Credit: FDA
Key points:
- Dequalinium chloride (DEQ) curbs mutations in bacteria exposed to ciprofloxacin (cipro)
- Cipro triggers antibiotic resistance by activating a stress-induced mutation mechanism
- DEQ lessened resistance-causing mutations in both cultures and animal models
Researchers have discovered a drug that can reduce antibiotic resistance by slowing bacterial mutation. The drug takes aim at a mutational process induced by one of the most commonly used antibiotics.
A team at Baylor College of Medicine found that dequalinium chloride (DEQ) curbs the development of mutations in E. coli treated with ciprofloxacin (cipro) and two other antibiotics. The study demonstrated for the first time in animal models that cipro, the second-most prescribed antibiotic in the United States, triggers resistance by activating a stress-induced mutation mechanism at low concentrations.
Previous work performed at the same Baylor lab showed that this stress response boosts mutation rates in cipro-treated cell cultures. The process can cause resistance not only to cipro, but to other drugs as well.

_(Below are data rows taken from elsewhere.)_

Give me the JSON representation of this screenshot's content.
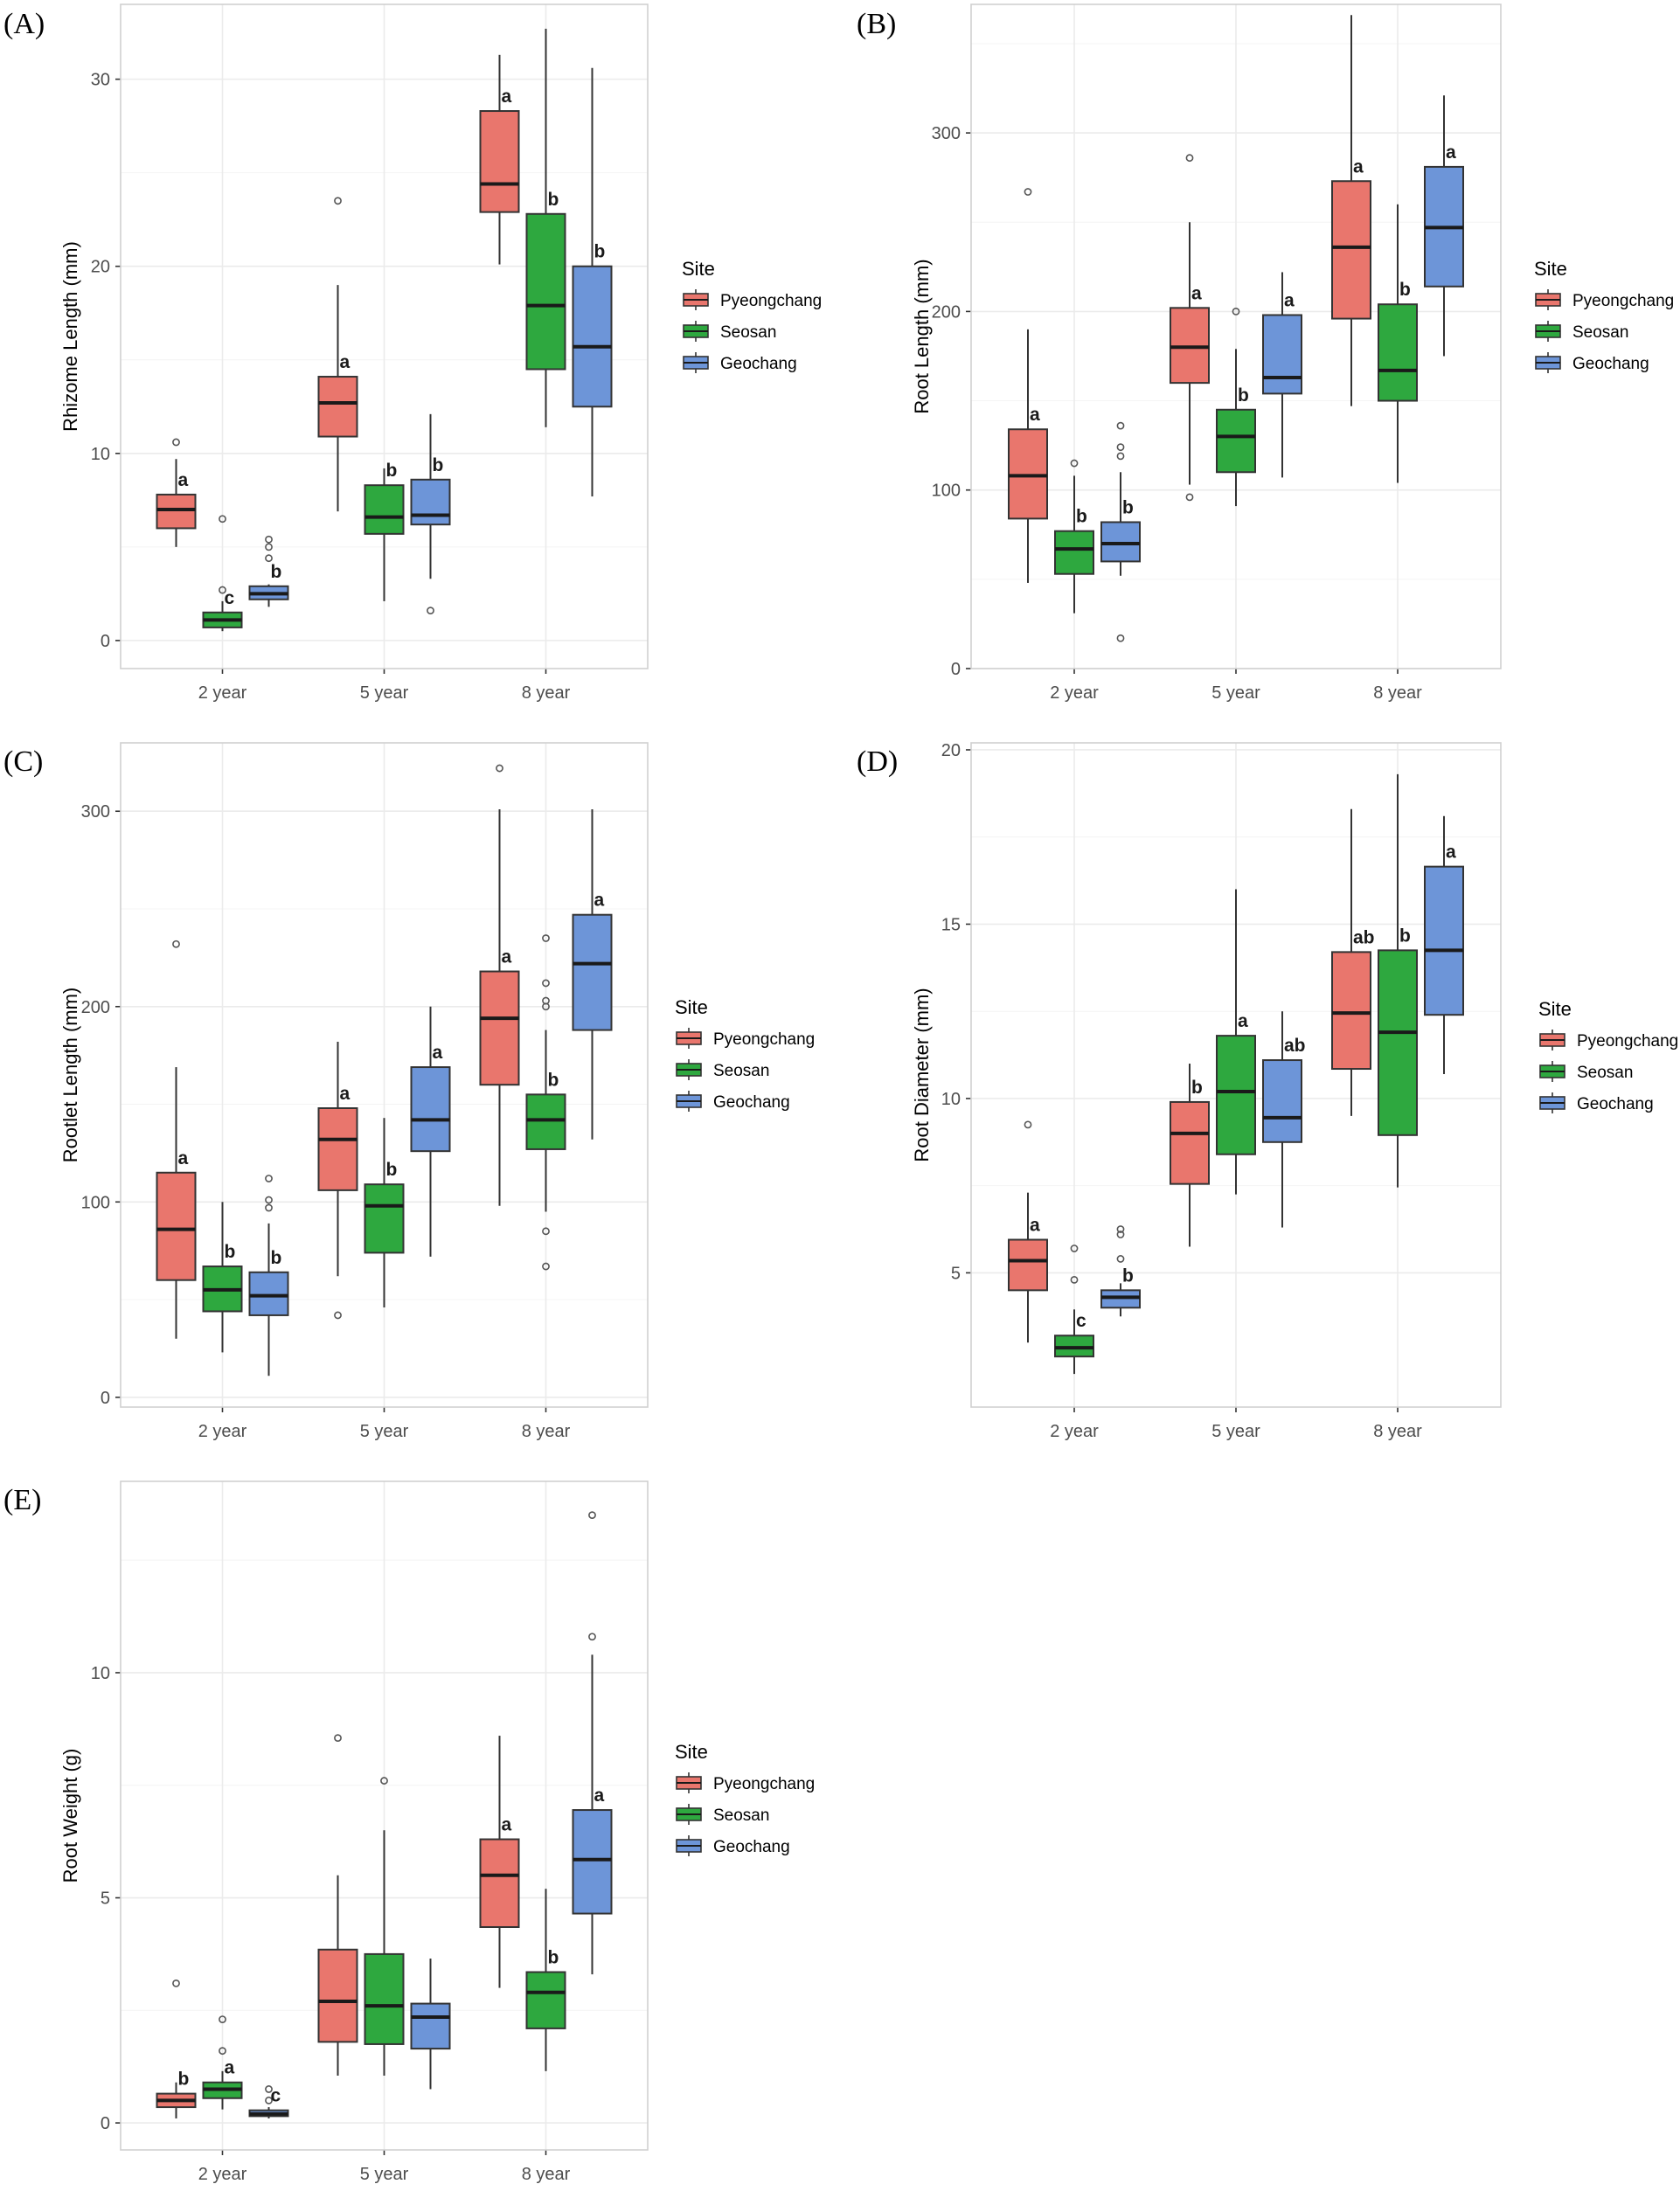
{
  "legend": {
    "title": "Site",
    "entries": [
      {
        "name": "Pyeongchang",
        "color": "#e9766d"
      },
      {
        "name": "Seosan",
        "color": "#2ea83f"
      },
      {
        "name": "Geochang",
        "color": "#6d95d8"
      }
    ]
  },
  "chart_data": [
    {
      "panel": "(A)",
      "type": "boxplot",
      "ylabel": "Rhizome Length (mm)",
      "categories": [
        "2 year",
        "5 year",
        "8 year"
      ],
      "ylim": [
        -1.5,
        34
      ],
      "yticks": [
        0,
        10,
        20,
        30
      ],
      "series": [
        {
          "name": "Pyeongchang",
          "boxes": [
            {
              "min": 5.0,
              "q1": 6.0,
              "median": 7.0,
              "q3": 7.8,
              "max": 9.7,
              "outliers": [
                10.6
              ],
              "letter": "a"
            },
            {
              "min": 6.9,
              "q1": 10.9,
              "median": 12.7,
              "q3": 14.1,
              "max": 19.0,
              "outliers": [
                23.5
              ],
              "letter": "a"
            },
            {
              "min": 20.1,
              "q1": 22.9,
              "median": 24.4,
              "q3": 28.3,
              "max": 31.3,
              "outliers": [],
              "letter": "a"
            }
          ]
        },
        {
          "name": "Seosan",
          "boxes": [
            {
              "min": 0.5,
              "q1": 0.7,
              "median": 1.1,
              "q3": 1.5,
              "max": 2.1,
              "outliers": [
                2.7,
                6.5
              ],
              "letter": "c"
            },
            {
              "min": 2.1,
              "q1": 5.7,
              "median": 6.6,
              "q3": 8.3,
              "max": 9.2,
              "outliers": [],
              "letter": "b"
            },
            {
              "min": 11.4,
              "q1": 14.5,
              "median": 17.9,
              "q3": 22.8,
              "max": 32.7,
              "outliers": [],
              "letter": "b"
            }
          ]
        },
        {
          "name": "Geochang",
          "boxes": [
            {
              "min": 1.8,
              "q1": 2.2,
              "median": 2.5,
              "q3": 2.9,
              "max": 3.0,
              "outliers": [
                4.4,
                5.0,
                5.4
              ],
              "letter": "b"
            },
            {
              "min": 3.3,
              "q1": 6.2,
              "median": 6.7,
              "q3": 8.6,
              "max": 12.1,
              "outliers": [
                1.6
              ],
              "letter": "b"
            },
            {
              "min": 7.7,
              "q1": 12.5,
              "median": 15.7,
              "q3": 20.0,
              "max": 30.6,
              "outliers": [],
              "letter": "b"
            }
          ]
        }
      ]
    },
    {
      "panel": "(B)",
      "type": "boxplot",
      "ylabel": "Root Length (mm)",
      "categories": [
        "2 year",
        "5 year",
        "8 year"
      ],
      "ylim": [
        0,
        372
      ],
      "yticks": [
        0,
        100,
        200,
        300
      ],
      "series": [
        {
          "name": "Pyeongchang",
          "boxes": [
            {
              "min": 48,
              "q1": 84,
              "median": 108,
              "q3": 134,
              "max": 190,
              "outliers": [
                267
              ],
              "letter": "a"
            },
            {
              "min": 103,
              "q1": 160,
              "median": 180,
              "q3": 202,
              "max": 250,
              "outliers": [
                96,
                286
              ],
              "letter": "a"
            },
            {
              "min": 147,
              "q1": 196,
              "median": 236,
              "q3": 273,
              "max": 366,
              "outliers": [],
              "letter": "a"
            }
          ]
        },
        {
          "name": "Seosan",
          "boxes": [
            {
              "min": 31,
              "q1": 53,
              "median": 67,
              "q3": 77,
              "max": 108,
              "outliers": [
                115
              ],
              "letter": "b"
            },
            {
              "min": 91,
              "q1": 110,
              "median": 130,
              "q3": 145,
              "max": 179,
              "outliers": [
                200
              ],
              "letter": "b"
            },
            {
              "min": 104,
              "q1": 150,
              "median": 167,
              "q3": 204,
              "max": 260,
              "outliers": [],
              "letter": "b"
            }
          ]
        },
        {
          "name": "Geochang",
          "boxes": [
            {
              "min": 52,
              "q1": 60,
              "median": 70,
              "q3": 82,
              "max": 110,
              "outliers": [
                119,
                124,
                136,
                17
              ],
              "letter": "b"
            },
            {
              "min": 107,
              "q1": 154,
              "median": 163,
              "q3": 198,
              "max": 222,
              "outliers": [],
              "letter": "a"
            },
            {
              "min": 175,
              "q1": 214,
              "median": 247,
              "q3": 281,
              "max": 321,
              "outliers": [],
              "letter": "a"
            }
          ]
        }
      ]
    },
    {
      "panel": "(C)",
      "type": "boxplot",
      "ylabel": "Rootlet Length (mm)",
      "categories": [
        "2 year",
        "5 year",
        "8 year"
      ],
      "ylim": [
        -5,
        335
      ],
      "yticks": [
        0,
        100,
        200,
        300
      ],
      "series": [
        {
          "name": "Pyeongchang",
          "boxes": [
            {
              "min": 30,
              "q1": 60,
              "median": 86,
              "q3": 115,
              "max": 169,
              "outliers": [
                232
              ],
              "letter": "a"
            },
            {
              "min": 62,
              "q1": 106,
              "median": 132,
              "q3": 148,
              "max": 182,
              "outliers": [
                42
              ],
              "letter": "a"
            },
            {
              "min": 98,
              "q1": 160,
              "median": 194,
              "q3": 218,
              "max": 301,
              "outliers": [
                322
              ],
              "letter": "a"
            }
          ]
        },
        {
          "name": "Seosan",
          "boxes": [
            {
              "min": 23,
              "q1": 44,
              "median": 55,
              "q3": 67,
              "max": 100,
              "outliers": [],
              "letter": "b"
            },
            {
              "min": 46,
              "q1": 74,
              "median": 98,
              "q3": 109,
              "max": 143,
              "outliers": [],
              "letter": "b"
            },
            {
              "min": 95,
              "q1": 127,
              "median": 142,
              "q3": 155,
              "max": 188,
              "outliers": [
                67,
                85,
                200,
                203,
                212,
                235
              ],
              "letter": "b"
            }
          ]
        },
        {
          "name": "Geochang",
          "boxes": [
            {
              "min": 11,
              "q1": 42,
              "median": 52,
              "q3": 64,
              "max": 89,
              "outliers": [
                97,
                101,
                112
              ],
              "letter": "b"
            },
            {
              "min": 72,
              "q1": 126,
              "median": 142,
              "q3": 169,
              "max": 200,
              "outliers": [],
              "letter": "a"
            },
            {
              "min": 132,
              "q1": 188,
              "median": 222,
              "q3": 247,
              "max": 301,
              "outliers": [],
              "letter": "a"
            }
          ]
        }
      ]
    },
    {
      "panel": "(D)",
      "type": "boxplot",
      "ylabel": "Root Diameter (mm)",
      "categories": [
        "2 year",
        "5 year",
        "8 year"
      ],
      "ylim": [
        1.15,
        20.2
      ],
      "yticks": [
        5,
        10,
        15,
        20
      ],
      "series": [
        {
          "name": "Pyeongchang",
          "boxes": [
            {
              "min": 3.0,
              "q1": 4.5,
              "median": 5.35,
              "q3": 5.95,
              "max": 7.3,
              "outliers": [
                9.25
              ],
              "letter": "a"
            },
            {
              "min": 5.75,
              "q1": 7.55,
              "median": 9.0,
              "q3": 9.9,
              "max": 11.0,
              "outliers": [],
              "letter": "b"
            },
            {
              "min": 9.5,
              "q1": 10.85,
              "median": 12.45,
              "q3": 14.2,
              "max": 18.3,
              "outliers": [],
              "letter": "ab"
            }
          ]
        },
        {
          "name": "Seosan",
          "boxes": [
            {
              "min": 2.1,
              "q1": 2.6,
              "median": 2.85,
              "q3": 3.2,
              "max": 3.95,
              "outliers": [
                4.8,
                5.7
              ],
              "letter": "c"
            },
            {
              "min": 7.25,
              "q1": 8.4,
              "median": 10.2,
              "q3": 11.8,
              "max": 16.0,
              "outliers": [],
              "letter": "a"
            },
            {
              "min": 7.45,
              "q1": 8.95,
              "median": 11.9,
              "q3": 14.25,
              "max": 19.3,
              "outliers": [],
              "letter": "b"
            }
          ]
        },
        {
          "name": "Geochang",
          "boxes": [
            {
              "min": 3.75,
              "q1": 4.0,
              "median": 4.3,
              "q3": 4.5,
              "max": 4.7,
              "outliers": [
                5.4,
                6.1,
                6.25
              ],
              "letter": "b"
            },
            {
              "min": 6.3,
              "q1": 8.75,
              "median": 9.45,
              "q3": 11.1,
              "max": 12.5,
              "outliers": [],
              "letter": "ab"
            },
            {
              "min": 10.7,
              "q1": 12.4,
              "median": 14.25,
              "q3": 16.65,
              "max": 18.1,
              "outliers": [],
              "letter": "a"
            }
          ]
        }
      ]
    },
    {
      "panel": "(E)",
      "type": "boxplot",
      "ylabel": "Root Weight (g)",
      "categories": [
        "2 year",
        "5 year",
        "8 year"
      ],
      "ylim": [
        -0.6,
        14.25
      ],
      "yticks": [
        0,
        5,
        10
      ],
      "series": [
        {
          "name": "Pyeongchang",
          "boxes": [
            {
              "min": 0.1,
              "q1": 0.35,
              "median": 0.5,
              "q3": 0.65,
              "max": 0.9,
              "outliers": [
                3.1
              ],
              "letter": "b"
            },
            {
              "min": 1.05,
              "q1": 1.8,
              "median": 2.7,
              "q3": 3.85,
              "max": 5.5,
              "outliers": [
                8.55
              ],
              "letter": ""
            },
            {
              "min": 3.0,
              "q1": 4.35,
              "median": 5.5,
              "q3": 6.3,
              "max": 8.6,
              "outliers": [],
              "letter": "a"
            }
          ]
        },
        {
          "name": "Seosan",
          "boxes": [
            {
              "min": 0.3,
              "q1": 0.55,
              "median": 0.75,
              "q3": 0.9,
              "max": 1.15,
              "outliers": [
                1.6,
                2.3
              ],
              "letter": "a"
            },
            {
              "min": 1.05,
              "q1": 1.75,
              "median": 2.6,
              "q3": 3.75,
              "max": 6.5,
              "outliers": [
                7.6
              ],
              "letter": ""
            },
            {
              "min": 1.15,
              "q1": 2.1,
              "median": 2.9,
              "q3": 3.35,
              "max": 5.2,
              "outliers": [],
              "letter": "b"
            }
          ]
        },
        {
          "name": "Geochang",
          "boxes": [
            {
              "min": 0.1,
              "q1": 0.15,
              "median": 0.2,
              "q3": 0.28,
              "max": 0.35,
              "outliers": [
                0.5,
                0.75
              ],
              "letter": "c"
            },
            {
              "min": 0.75,
              "q1": 1.65,
              "median": 2.35,
              "q3": 2.65,
              "max": 3.65,
              "outliers": [],
              "letter": ""
            },
            {
              "min": 3.3,
              "q1": 4.65,
              "median": 5.85,
              "q3": 6.95,
              "max": 10.4,
              "outliers": [
                10.8,
                13.5
              ],
              "letter": "a"
            }
          ]
        }
      ]
    }
  ]
}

In the recent study, the team showed that DEQ counteracts this mutational mechanism in both cultures and infected animals. The paper, published in Science Advances, describes how the researchers screened 1,120 drugs approved for human use for mutation-slowing capabilities targeting the stress response mechanism.
The findings offer a proof-of-concept for evolution-slowing drugs. For this research, the team specifically sought a “stealth” drug that would not block the proliferation of bacteria, and thus would not act as an antibiotic itself.
“We found that DEQ fulfilled both requirements,” said first author Yin Zhai, a postdoctoral associate in Susan Rosenberg’s lab at Baylor College of Medicine. “Given together with cipro, DEQ reduced the development of mutations that confer antibiotic resistance, both in laboratory cultures and in animal models of infection, and bacteria did not develop resistance to DEQ.”
Zhai added that this mutation-slowing effect can be achieved at low DEQ concentrations and that future clinical trials will be needed to determine the drug’s efficacy in patients.